Sometimes a photograph can pose questions you weren’t even sure needed asking and the attached photograph from my father’s collection has coincided with some rather pressing research I’m doing.
On the face of it, this is a great colour picture of 60103 Flying Scotsman departing from Kings Cross, the date being somewhere between December 1958 and December 1961, but it’s the Mark 1 BSO, E9217, that has set me to thinking: Were the East Coast expresses run as fixed sets in this period or would they move around as, presumably, the train was broken down into its constituent parts?

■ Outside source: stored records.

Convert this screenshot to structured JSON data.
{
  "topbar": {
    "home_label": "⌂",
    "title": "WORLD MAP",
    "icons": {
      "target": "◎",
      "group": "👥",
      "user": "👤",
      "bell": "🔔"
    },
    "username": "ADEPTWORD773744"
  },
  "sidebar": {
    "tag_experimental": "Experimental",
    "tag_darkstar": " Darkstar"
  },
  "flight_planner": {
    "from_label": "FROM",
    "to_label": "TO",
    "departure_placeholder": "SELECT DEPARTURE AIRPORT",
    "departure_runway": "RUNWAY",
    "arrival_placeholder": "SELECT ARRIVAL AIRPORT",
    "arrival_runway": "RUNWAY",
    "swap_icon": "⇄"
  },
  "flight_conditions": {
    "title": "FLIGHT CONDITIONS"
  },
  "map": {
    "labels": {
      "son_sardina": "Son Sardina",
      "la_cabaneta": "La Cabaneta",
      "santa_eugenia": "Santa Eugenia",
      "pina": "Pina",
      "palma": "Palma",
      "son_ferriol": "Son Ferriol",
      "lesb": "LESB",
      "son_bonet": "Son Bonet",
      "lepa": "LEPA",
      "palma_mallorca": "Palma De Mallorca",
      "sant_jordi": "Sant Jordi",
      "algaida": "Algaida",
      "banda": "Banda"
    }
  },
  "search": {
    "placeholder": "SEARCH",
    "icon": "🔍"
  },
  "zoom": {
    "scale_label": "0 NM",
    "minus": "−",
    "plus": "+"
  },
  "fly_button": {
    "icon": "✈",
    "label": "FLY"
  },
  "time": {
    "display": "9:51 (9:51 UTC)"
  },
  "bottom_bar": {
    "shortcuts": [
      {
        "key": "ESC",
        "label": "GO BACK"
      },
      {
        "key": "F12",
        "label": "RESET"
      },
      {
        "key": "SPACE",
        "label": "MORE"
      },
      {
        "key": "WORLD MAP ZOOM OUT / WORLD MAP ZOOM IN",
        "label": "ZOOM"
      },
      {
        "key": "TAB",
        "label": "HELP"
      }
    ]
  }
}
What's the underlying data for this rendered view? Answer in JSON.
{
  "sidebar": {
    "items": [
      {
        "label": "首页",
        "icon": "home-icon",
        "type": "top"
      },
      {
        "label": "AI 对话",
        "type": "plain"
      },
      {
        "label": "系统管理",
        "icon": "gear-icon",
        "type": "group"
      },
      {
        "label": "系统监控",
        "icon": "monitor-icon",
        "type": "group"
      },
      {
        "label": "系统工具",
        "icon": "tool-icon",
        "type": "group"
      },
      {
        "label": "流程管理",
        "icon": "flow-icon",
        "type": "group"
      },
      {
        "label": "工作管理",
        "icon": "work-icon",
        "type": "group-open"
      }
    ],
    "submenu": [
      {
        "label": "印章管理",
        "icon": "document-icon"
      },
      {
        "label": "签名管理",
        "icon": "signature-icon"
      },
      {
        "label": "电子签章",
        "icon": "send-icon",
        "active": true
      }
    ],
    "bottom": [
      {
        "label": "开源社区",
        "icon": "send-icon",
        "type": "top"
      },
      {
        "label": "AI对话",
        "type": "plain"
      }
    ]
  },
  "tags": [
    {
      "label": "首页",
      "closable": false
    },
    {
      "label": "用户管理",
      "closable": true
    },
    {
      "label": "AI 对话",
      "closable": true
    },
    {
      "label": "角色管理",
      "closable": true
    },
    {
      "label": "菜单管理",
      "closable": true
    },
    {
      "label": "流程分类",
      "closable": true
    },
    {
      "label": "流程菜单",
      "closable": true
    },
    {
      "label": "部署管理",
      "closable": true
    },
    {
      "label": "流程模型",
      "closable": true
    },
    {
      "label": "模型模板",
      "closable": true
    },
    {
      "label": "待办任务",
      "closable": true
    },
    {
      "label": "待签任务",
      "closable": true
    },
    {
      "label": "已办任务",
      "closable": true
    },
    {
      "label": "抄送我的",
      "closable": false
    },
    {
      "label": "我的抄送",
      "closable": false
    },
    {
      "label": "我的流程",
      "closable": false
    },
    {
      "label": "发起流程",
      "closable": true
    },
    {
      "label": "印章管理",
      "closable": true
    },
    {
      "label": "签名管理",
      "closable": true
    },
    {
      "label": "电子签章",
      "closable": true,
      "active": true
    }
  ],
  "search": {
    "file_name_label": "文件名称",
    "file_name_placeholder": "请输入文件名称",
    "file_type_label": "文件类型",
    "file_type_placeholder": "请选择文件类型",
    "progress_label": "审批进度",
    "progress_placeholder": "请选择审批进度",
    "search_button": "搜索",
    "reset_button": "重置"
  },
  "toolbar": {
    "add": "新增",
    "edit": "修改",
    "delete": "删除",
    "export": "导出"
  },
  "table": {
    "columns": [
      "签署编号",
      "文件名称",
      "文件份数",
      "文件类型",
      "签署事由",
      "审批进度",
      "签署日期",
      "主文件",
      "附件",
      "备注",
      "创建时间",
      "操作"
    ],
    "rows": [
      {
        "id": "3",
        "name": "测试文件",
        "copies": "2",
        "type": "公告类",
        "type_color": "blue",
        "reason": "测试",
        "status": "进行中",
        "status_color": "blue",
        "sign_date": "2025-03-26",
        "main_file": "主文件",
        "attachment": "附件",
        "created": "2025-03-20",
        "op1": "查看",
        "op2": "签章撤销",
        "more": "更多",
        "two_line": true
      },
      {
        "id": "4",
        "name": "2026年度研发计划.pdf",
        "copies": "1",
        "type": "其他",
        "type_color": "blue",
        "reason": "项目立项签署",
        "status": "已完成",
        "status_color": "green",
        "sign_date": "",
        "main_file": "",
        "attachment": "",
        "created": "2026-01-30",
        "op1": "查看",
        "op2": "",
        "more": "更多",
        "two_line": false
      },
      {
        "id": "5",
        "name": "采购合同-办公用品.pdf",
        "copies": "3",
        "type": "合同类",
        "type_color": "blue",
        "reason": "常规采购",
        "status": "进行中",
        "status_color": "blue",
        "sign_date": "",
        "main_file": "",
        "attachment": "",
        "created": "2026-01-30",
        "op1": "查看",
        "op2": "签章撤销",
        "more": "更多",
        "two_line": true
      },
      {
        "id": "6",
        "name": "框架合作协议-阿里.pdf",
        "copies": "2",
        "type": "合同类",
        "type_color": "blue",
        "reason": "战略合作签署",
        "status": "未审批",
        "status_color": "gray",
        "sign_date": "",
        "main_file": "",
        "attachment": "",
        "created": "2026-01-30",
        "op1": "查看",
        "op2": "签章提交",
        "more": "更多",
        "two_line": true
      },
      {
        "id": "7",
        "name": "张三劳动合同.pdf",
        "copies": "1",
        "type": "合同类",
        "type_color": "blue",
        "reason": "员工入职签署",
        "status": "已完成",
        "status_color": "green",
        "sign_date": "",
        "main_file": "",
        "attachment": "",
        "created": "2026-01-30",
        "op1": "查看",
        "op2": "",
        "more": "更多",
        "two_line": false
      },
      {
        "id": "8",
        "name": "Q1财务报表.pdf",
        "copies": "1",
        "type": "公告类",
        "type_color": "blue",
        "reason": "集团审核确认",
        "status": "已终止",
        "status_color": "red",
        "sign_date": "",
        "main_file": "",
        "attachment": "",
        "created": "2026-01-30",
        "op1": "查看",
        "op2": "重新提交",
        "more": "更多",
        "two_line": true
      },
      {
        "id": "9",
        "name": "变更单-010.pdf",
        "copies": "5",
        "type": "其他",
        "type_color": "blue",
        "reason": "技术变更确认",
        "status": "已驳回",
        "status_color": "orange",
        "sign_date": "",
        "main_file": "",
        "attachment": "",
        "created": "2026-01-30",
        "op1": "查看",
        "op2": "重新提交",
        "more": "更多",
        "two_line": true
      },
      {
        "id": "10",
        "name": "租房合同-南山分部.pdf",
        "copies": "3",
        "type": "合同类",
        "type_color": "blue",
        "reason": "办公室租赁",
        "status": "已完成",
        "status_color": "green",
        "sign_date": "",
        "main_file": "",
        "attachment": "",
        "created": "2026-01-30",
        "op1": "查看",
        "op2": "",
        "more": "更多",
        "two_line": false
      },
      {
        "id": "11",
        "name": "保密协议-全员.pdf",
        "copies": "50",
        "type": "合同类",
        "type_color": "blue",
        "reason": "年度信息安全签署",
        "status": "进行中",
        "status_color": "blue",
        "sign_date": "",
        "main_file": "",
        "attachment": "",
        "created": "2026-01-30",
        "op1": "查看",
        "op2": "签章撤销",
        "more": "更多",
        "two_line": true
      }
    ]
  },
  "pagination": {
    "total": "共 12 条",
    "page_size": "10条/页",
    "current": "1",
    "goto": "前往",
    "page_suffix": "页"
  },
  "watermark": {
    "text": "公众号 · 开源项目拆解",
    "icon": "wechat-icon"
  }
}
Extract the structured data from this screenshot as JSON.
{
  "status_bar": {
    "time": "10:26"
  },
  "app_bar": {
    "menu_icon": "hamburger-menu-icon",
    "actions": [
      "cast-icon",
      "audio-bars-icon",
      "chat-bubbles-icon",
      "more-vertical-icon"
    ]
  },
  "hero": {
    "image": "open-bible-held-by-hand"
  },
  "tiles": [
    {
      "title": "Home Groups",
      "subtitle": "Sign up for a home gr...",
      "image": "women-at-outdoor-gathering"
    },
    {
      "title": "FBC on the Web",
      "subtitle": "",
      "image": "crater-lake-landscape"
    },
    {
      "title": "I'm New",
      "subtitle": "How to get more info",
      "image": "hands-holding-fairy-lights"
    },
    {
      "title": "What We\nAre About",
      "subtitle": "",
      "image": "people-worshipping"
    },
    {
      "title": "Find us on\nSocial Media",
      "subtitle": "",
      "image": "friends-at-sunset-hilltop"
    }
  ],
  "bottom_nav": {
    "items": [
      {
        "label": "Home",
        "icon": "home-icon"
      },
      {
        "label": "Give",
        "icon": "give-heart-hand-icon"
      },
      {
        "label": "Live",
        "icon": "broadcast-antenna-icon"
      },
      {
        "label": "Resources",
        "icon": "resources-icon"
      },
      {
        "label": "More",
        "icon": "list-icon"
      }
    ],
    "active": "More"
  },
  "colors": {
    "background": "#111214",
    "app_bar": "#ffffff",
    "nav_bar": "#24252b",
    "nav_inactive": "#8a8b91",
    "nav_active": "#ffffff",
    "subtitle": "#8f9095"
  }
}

Not having an exact date for the picture hampers the research, but maybe some of MREmag’s more knowledgeable coaching experts could help throw some light on the subject in the next edition (I’m being pressed on this matter for rather a tight deadline I’m afraid…) as I’d like to work out how many prototypical coaching rakes could feature the same BSO, within a given timeframe.
And the same photograph as in the OP appears in The Engine Shed blog - funny co-incidence that... perhaps we could get some more teasers for any new LNER-based Hornby models
And the same photograph as in the OP appears in The Engine Shed blog - funny co-incidence that... perhaps we could get some more teasers for any new LNER-based Hornby models
And just to make a suggestion to Paul Isles, perhaps the Hornby models should be issued first with 'E' numbers? I know that renumbering is possible but in general the Eastern region is the poorest cousin, with GWR modellers having the additional (rather than alternative) choice of chocolate and cream and SR modellers green liveries, whilst there is an assumption that if it's maroon it's LMR. And very little coaching stock actually carried the BR roundel on the body side - usually (but not a definitive rule) carried on coaches in sets for named or prestige services and on catering cars.